In his latest interview on CNBC, Paul Tudor Jones was asked what he thought about meme stock traders and the meme stock phenomenon. Here’s an excerpt from the discussion:
Host: What do you make, you mentioned earlier, the meme stock phenomenon. The social media enabled group of people on Reddit and wallstreetbets. I know you think that it’s part of this larger inflationary issue I imagine, or stimulus, does it need to be stopped if you’re Gary Gensler, if you’re the Fed?
Tudor Jones: I would have raised… if I was the fed chair, I would have raised margin requirements two years ago. I would have said we’re going to experiment with an unproven, untried, negative real rate economic program. It’s going to encourage a lot of leverage. I’m going to raise margin requirements because I want to signal you need to be prudent.
Yes, we want asset prices to rises.
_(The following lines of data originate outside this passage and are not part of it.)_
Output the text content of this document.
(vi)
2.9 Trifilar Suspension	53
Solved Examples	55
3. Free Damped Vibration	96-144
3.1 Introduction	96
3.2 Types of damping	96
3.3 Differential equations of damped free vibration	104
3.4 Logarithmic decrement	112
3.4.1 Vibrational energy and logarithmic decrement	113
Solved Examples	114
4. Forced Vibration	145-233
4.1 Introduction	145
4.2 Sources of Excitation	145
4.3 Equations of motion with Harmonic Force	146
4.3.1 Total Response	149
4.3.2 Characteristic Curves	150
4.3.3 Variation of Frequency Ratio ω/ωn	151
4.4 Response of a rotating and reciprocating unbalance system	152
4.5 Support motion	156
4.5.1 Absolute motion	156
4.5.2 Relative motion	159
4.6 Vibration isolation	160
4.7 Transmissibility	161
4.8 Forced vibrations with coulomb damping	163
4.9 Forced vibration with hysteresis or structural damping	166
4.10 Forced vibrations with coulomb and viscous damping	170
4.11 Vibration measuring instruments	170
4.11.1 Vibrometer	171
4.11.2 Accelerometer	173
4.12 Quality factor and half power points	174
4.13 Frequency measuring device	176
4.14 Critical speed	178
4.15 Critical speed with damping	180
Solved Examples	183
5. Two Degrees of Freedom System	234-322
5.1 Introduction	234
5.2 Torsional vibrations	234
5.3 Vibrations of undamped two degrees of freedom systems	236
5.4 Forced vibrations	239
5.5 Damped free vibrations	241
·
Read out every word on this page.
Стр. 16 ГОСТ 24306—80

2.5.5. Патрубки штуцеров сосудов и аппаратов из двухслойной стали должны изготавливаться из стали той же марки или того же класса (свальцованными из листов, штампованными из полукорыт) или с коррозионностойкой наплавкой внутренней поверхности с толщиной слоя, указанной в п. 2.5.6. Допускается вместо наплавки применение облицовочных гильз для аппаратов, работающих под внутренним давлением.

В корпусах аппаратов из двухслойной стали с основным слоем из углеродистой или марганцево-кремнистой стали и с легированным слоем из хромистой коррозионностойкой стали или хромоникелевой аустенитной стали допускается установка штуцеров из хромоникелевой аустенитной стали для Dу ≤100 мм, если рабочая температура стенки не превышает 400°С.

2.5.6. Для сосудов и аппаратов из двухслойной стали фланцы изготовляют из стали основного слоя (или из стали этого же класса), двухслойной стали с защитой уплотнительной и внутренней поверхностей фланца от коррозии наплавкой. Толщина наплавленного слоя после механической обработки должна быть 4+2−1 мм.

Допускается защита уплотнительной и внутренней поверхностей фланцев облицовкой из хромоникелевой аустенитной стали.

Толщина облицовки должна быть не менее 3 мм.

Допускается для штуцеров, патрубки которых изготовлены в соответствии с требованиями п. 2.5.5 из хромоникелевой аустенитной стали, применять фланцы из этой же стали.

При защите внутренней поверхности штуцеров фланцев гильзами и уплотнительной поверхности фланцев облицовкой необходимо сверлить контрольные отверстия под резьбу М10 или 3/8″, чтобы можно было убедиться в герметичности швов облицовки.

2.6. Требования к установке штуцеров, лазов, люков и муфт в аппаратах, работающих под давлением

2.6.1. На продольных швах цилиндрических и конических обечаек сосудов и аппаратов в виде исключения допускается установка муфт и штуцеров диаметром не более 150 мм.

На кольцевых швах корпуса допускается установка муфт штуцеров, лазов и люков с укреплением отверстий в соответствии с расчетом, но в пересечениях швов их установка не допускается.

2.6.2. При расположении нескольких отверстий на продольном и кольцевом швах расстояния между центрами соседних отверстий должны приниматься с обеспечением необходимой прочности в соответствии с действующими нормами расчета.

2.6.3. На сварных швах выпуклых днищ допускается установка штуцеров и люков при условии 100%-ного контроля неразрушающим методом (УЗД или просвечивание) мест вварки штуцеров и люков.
We want to take risks and extend duration, but you need to be prudent in how you use your leverage and what you invest in.
Host: What do you make of the meme stock traders, many of whom would argue they’re doing what the hedge fund community has long done and that they’re sticking it to the man?
Tudor Jones: Listen, people can have whatever reasons they want to invest. Again, I consider myself very, very, very conservative. I probably would not be pursuing investment thesis’ they are. I don’t really trade individual stocks that much but for me, I want to have a sound investment basis, other than just necessarily running shorts in, or necessarily doing things simply because the fact it’s extraordinary and hasn’t been done before, and it’s working for a period of time.
I don’t think I’m smart enough at this point in time to judge whether they’re right or wrong. More power to them, I hope they succeed.